Not everyone is reading the rainbow
By Teodora Stoica
Title: The misuse of colour in science
Author(s) and Year: Fabio Crameri, Grace E Shepard, Philip J Heron (2020)
Journal: Nature Communications (open access)
TL;DR: Visualizing data is paramount in scientific research, yet many researchers still use outdated color maps. It’s time to use scientifically derived color maps in order to avoid alienation and misleading results. Why I chose this paper: I have been a proponent of accurate data representation and visualization for some time, and I’m very glad there is a Nature paper that succinctly summarizes the importance of using scientifically-derived color maps for data communication. |
The rainbow is pretty. If you ask Skittles, it may even taste spectacular. However, the standard Red-Green-Blue (RGB) color scale is the most scandalously dressed friend in the room: they hog all the attention and detract from the subtle color variations in others’ clothes. Importantly, 0.5% of women and 8% of men worldwide are color-vision deficient, which means whatever statement RGB is trying to make doesn’t register among these folks.
The Details
Any color map maps numeric values to a specific color (much like coordinates on an X/Y axis). RBG have many issues (discussed below), but a scientifically derived color map (batlow panel below) corrects for them by assigning colors to numeric values that are perceptually uniform without visual distortion. As illustrated in Figure 1, it is undeniably easier to distinguish the picture of the Earth, apple, and Marie Curie in the right scientifically derived panel (batlow) than in the left panel (rainbow/jet color map).
The present article discusses the use of rainbow-like color maps in scientific illustrations, and argues that it restricts data understanding to only the normal color-vision population, but worse – results in erroneous data interpretations. You wouldn’t want a misinterpretation of a heart disease diagnosis or confusing the direction of an incoming hurricane. If colored improperly, scientific pictures detract, instead of enhancing the meaning of the data, for scientists and the public alike.
The Results
The article illustrates several color concepts to consider when representing data. The first is uniformity, or equal steps in data that are perceived as equal steps in the color space. One of our not-so-distant human dreams is to safely land on the planet Mars. This remarkable technological feat depends on accurate visualization of topographical data received from the Mars Rover. A perceptually uniform color map, that is – a map where colors are equidistant from each other – can be the difference between interpreting the terrain as flat (Figure 2, scientifically derived color map) or rough (Figure 2, rainbow). Imagine trying to maneuver the Mars Rover on the terrain represented by the rainbow map, compared to the scientifically derived one!
Besides uniformity, perceiving color order is yet another important scientific color map design concept as it ensures the color gradient is easily and intuitively understandable and allows qualitative understanding of a data set. For optimal understanding, color maps need to show that both lightness and darkness increase linearly. In Figure 3 (a,c), the rainbow/jet color map is inconsistent in gradation – sometimes increasing, sometimes decreasing in color and lightness. The scientifically derived colormap (b,d) uniformly increases in both color and lightness, which assists scientists in making accurate data conclusions, while also catering to the color-blind population by reproducing a smooth gradient.
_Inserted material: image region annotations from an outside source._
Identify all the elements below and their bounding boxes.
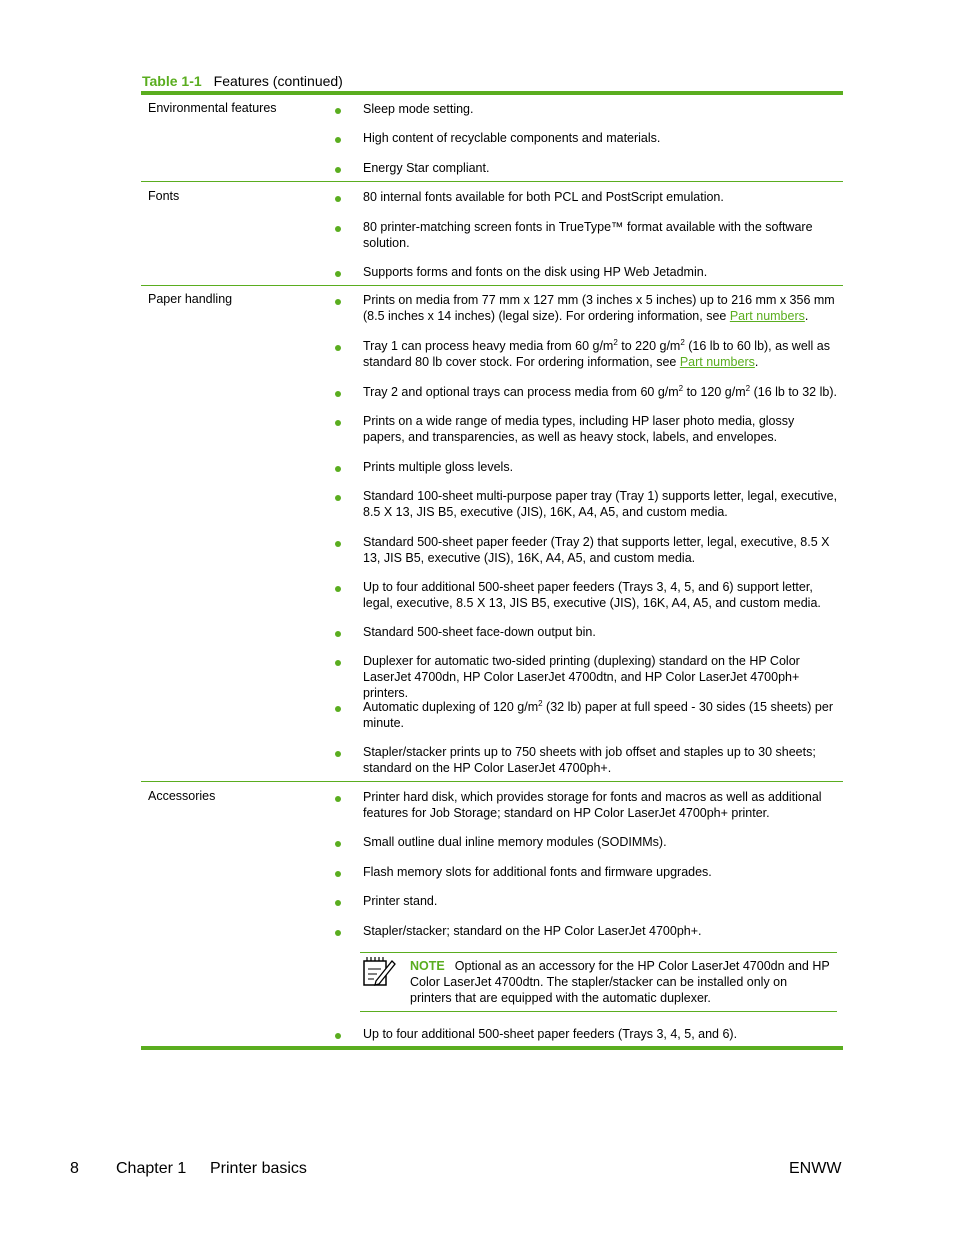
row-separator [141, 181, 843, 182]
feature-item: Up to four additional 500-sheet paper feeders (Trays 3, 4, 5, and 6) support letter, legal, executive, 8.5 X 13, JIS B5, executive (JIS), 16K, A4, A5, and custom media. [363, 580, 821, 610]
table-caption [142, 73, 343, 89]
note-icon [362, 955, 396, 987]
bullet-icon [335, 420, 341, 426]
feature-item: Prints on media from 77 mm x 127 mm (3 inches x 5 inches) up to 216 mm x 356 mm (8.5 inches x 14 inches) (legal size). For ordering information, see Part numbers. [363, 293, 835, 323]
feature-category: Environmental features [148, 101, 277, 115]
bullet-icon [335, 495, 341, 501]
table-top-rule [141, 91, 843, 95]
table-bottom-rule [141, 1046, 843, 1050]
row-separator [141, 781, 843, 782]
feature-item: 80 printer-matching screen fonts in TrueType™ format available with the software solution. [363, 220, 813, 250]
bullet-icon [335, 796, 341, 802]
table-number: Table 1-1 [142, 73, 202, 89]
feature-item: Flash memory slots for additional fonts and firmware upgrades. [363, 865, 712, 879]
row-separator [141, 285, 843, 286]
bullet-icon [335, 391, 341, 397]
feature-item: Energy Star compliant. [363, 161, 490, 175]
bullet-icon [335, 841, 341, 847]
feature-item: Prints on a wide range of media types, including HP laser photo media, glossy papers, and transparencies, as well as heavy stock, labels, and envelopes. [363, 414, 795, 444]
bullet-icon [335, 299, 341, 305]
note-top-line [360, 952, 837, 953]
bullet-icon [335, 345, 341, 351]
footer-chapter: Chapter 1 [116, 1160, 187, 1177]
note-text [410, 958, 830, 1006]
bullet-icon [335, 631, 341, 637]
superscript: 2 [538, 698, 543, 708]
footer-doc-code: ENWW [789, 1160, 842, 1177]
part-numbers-link[interactable]: Part numbers [679, 355, 755, 369]
bullet-icon [335, 271, 341, 277]
bullet-icon [335, 871, 341, 877]
feature-item: Automatic duplexing of 120 $g/m^2$ (32 lb) paper at full speed - 30 sides (15 sheets) per minute. [363, 698, 833, 730]
superscript: 2 [680, 337, 685, 347]
feature-item: Tray 2 and optional trays can process media from 60 $g/m^2$ to 120 $g/m^2$ (16 lb to 32 lb). [363, 383, 837, 399]
feature-item: Standard 500-sheet face-down output bin. [363, 625, 596, 639]
bullet-icon [335, 226, 341, 232]
feature-item: Printer stand. [363, 894, 438, 908]
superscript: 2 [745, 383, 751, 393]
feature-category: Accessories [148, 789, 216, 803]
bullet-icon [335, 167, 341, 173]
bullet-icon [335, 751, 341, 757]
bullet-icon [335, 660, 341, 666]
feature-item: Stapler/stacker prints up to 750 sheets with job offset and staples up to 30 sheets; standard on the HP Color LaserJet 4700ph+. [363, 745, 816, 775]
bullet-icon [335, 706, 341, 712]
footer-chapter-title: Printer basics [210, 1160, 307, 1177]
feature-item: High content of recyclable components and materials. [363, 131, 661, 145]
table-title: Features (continued) [213, 73, 343, 89]
feature-item: Standard 500-sheet paper feeder (Tray 2) that supports letter, legal, executive, 8.5 X 13, JIS B5, executive (JIS), 16K, A4, A5, and custom media. [363, 535, 830, 565]
feature-item: Tray 1 can process heavy media from 60 $g/m^2$ to 220 $g/m^2$ (16 lb to 60 lb), as well as standard 80 lb cover stock. For ordering information, see Part numbers. [363, 337, 831, 369]
bullet-icon [335, 1033, 341, 1039]
bullet-icon [335, 196, 341, 202]
note-tag: NOTE [410, 959, 445, 973]
bullet-icon [335, 466, 341, 472]
superscript: 2 [678, 383, 684, 393]
superscript: 2 [613, 337, 618, 347]
footer-page-number: 8 [70, 1160, 79, 1177]
bullet-icon [335, 137, 341, 143]
bullet-icon [335, 541, 341, 547]
feature-category: Fonts [148, 189, 180, 203]
feature-item: Up to four additional 500-sheet paper feeders (Trays 3, 4, 5, and 6). [363, 1027, 738, 1041]
bullet-icon [335, 586, 341, 592]
note-bottom-line [360, 1011, 837, 1012]
note-body: Optional as an accessory for the HP Color LaserJet 4700dn and HP Color LaserJet 4700dtn. The stapler/stacker can be installed only on printers that are equipped with the automatic duplexer. [410, 959, 830, 1005]
part-numbers-link[interactable]: Part numbers [729, 309, 805, 323]
feature-item: Duplexer for automatic two-sided printing (duplexing) standard on the HP Color LaserJet 4700dn, HP Color LaserJet 4700dtn, and HP Color LaserJet 4700ph+ printers. [363, 654, 800, 700]
feature-item: Prints multiple gloss levels. [363, 460, 514, 474]
feature-item: Printer hard disk, which provides storage for fonts and macros as well as additional features for Job Storage; standard on HP Color LaserJet 4700ph+ printer. [363, 790, 822, 820]
feature-item: Small outline dual inline memory modules (SODIMMs). [363, 835, 667, 849]
feature-item: Standard 100-sheet multi-purpose paper tray (Tray 1) supports letter, legal, executive, 8.5 X 13, JIS B5, executive (JIS), 16K, A4, A5, and custom media. [363, 489, 838, 519]
bullet-icon [335, 930, 341, 936]
feature-item: 80 internal fonts available for both PCL and PostScript emulation. [363, 190, 724, 204]
feature-category: Paper handling [148, 292, 233, 306]
bullet-icon [335, 108, 341, 114]
bullet-icon [335, 900, 341, 906]
feature-item: Supports forms and fonts on the disk using HP Web Jetadmin. [363, 265, 708, 279]
feature-item: Sleep mode setting. [363, 102, 474, 116]
feature-item: Stapler/stacker; standard on the HP Color LaserJet 4700ph+. [363, 924, 702, 938]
Understanding the benefits of using perceptually uniform color maps is easy, but creating such maps is complex. Fortunately, a considerable amount of research has been conducted on this topic and various freely available maps ready for scientific use are available. Such tools can make scientific color map implementation effortless. To ensure their correct application in all data visualization, the authors created a straight-forward flowchart that guides scientists in choosing the correct scientifically derived color map for their dataset (Figure 4). The chart asks simple questions such as “Does the data have an order?” and “Should small data variations be visible?” that can help the researcher choose the correct color map class and type. Furthermore, it specifically guides the researcher in choosing color combinations by asking questions such as “Is the background light?” and “Does the data contain empty values?”
The Impact
Using color maps that correct for visual distortion by assigning colors to numeric values that are perceptually uniform is paramount for accurate data visualization and comprehension. A list of these specific types of scientifically derived color maps is freely available here. If researchers are unsure whether the color maps they are using qualify as scientifically derived, they can ask themselves three simple questions:
Do two adjacent colors have a different color variation compared to another set of adjacent colors?
2) Does the figure contain similarly bright red and green colors?
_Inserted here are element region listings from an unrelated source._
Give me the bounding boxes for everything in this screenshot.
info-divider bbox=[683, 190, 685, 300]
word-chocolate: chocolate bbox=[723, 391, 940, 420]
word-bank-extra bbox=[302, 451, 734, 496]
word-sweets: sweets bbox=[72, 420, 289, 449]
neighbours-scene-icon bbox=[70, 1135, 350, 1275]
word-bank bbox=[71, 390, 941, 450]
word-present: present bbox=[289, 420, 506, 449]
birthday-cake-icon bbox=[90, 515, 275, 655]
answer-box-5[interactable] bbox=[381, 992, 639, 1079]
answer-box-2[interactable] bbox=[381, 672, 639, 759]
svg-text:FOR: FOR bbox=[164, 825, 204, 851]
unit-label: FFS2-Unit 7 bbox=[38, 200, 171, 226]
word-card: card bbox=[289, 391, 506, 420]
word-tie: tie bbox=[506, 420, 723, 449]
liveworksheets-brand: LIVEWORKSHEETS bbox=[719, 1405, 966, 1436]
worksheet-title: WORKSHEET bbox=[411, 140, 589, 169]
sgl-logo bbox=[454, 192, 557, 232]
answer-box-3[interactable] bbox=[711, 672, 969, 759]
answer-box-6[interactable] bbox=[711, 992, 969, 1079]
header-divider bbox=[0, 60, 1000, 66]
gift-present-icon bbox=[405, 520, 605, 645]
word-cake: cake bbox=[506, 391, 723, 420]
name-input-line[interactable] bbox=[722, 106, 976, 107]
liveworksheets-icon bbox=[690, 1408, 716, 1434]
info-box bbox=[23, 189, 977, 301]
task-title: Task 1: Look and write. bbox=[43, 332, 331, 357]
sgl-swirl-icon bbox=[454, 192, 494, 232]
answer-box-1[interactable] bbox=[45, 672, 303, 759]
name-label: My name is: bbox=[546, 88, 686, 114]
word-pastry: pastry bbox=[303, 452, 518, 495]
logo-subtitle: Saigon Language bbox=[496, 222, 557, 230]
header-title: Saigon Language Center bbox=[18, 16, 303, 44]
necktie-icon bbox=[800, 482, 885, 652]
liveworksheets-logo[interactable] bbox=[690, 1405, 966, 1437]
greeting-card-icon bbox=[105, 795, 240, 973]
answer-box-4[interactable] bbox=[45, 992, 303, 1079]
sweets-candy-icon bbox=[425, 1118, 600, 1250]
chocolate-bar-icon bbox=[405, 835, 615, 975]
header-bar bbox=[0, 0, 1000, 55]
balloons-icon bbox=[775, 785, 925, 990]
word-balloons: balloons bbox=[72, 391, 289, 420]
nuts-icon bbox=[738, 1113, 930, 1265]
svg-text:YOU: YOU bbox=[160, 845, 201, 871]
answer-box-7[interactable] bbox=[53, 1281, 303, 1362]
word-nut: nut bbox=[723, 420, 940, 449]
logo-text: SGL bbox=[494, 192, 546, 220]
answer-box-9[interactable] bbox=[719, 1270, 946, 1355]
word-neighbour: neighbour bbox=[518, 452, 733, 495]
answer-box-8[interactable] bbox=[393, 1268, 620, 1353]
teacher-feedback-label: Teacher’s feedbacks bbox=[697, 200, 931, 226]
3) Is the rainbow/jet color map used?
Answering “yes” to any of these questions disqualifies researchers from using their selected color map in their public scientific dissemination materials.
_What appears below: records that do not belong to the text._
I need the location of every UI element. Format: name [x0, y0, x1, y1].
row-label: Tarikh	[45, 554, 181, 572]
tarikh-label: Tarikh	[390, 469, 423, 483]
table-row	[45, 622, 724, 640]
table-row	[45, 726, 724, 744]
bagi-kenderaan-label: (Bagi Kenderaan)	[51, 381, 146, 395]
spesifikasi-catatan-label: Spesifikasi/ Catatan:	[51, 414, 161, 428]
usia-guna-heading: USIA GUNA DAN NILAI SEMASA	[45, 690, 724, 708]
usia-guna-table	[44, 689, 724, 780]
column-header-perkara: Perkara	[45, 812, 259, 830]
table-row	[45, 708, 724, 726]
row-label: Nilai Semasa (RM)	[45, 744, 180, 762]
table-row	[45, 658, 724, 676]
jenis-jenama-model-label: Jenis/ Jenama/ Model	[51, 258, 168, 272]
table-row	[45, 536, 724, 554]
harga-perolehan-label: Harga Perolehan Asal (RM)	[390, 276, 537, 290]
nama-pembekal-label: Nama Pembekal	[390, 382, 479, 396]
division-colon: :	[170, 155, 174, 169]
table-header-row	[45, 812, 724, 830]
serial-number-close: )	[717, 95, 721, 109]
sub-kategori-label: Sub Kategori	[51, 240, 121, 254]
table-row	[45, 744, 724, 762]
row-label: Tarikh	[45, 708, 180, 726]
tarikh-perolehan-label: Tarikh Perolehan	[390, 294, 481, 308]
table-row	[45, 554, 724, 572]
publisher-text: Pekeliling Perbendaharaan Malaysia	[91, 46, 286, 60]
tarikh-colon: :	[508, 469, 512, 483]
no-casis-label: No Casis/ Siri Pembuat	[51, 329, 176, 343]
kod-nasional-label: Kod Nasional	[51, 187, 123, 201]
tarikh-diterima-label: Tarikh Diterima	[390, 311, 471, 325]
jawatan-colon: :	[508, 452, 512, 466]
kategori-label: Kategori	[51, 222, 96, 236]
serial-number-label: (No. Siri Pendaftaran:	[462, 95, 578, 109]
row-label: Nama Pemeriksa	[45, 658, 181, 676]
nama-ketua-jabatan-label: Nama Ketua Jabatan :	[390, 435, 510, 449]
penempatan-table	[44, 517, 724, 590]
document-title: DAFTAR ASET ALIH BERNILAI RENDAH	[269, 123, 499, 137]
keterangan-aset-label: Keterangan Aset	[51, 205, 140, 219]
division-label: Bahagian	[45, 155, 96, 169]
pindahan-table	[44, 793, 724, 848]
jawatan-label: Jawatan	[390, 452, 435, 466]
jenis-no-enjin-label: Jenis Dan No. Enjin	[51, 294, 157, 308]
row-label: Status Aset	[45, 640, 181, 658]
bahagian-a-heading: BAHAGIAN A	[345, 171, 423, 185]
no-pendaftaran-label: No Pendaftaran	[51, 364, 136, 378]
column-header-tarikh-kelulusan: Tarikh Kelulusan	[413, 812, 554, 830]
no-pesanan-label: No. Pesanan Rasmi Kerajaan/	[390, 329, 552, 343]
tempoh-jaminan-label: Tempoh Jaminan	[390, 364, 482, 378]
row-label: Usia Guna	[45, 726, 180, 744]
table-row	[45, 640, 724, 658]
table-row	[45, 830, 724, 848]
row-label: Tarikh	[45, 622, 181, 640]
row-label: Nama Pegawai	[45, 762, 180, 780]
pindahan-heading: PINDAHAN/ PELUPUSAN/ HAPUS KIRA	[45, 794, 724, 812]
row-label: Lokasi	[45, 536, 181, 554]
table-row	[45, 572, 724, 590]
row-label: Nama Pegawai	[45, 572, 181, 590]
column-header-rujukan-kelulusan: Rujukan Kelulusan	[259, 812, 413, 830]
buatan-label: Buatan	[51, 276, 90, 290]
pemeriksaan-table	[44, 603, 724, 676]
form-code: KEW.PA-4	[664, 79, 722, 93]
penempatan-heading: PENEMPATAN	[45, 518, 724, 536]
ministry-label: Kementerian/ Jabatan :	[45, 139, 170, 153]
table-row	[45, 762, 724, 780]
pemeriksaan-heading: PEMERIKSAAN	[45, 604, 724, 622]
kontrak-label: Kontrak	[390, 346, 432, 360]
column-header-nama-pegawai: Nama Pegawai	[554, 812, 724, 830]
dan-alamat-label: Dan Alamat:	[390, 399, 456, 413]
Although graduate school training currently does not mandate researchers to take visualization courses, it is vital to be aware of their specific nuances for accurate data representation. As for the rest of us, being aware of how color is used in data dissemination and becoming familiar with scientifically derived color maps can make the difference between misinterpreting the results of a finding and accurately translating the science to the general public. Improved accessibility to scientific data is a no brainer and using scientifically derived color maps is simple. It’s time to uninvite RGB from the party.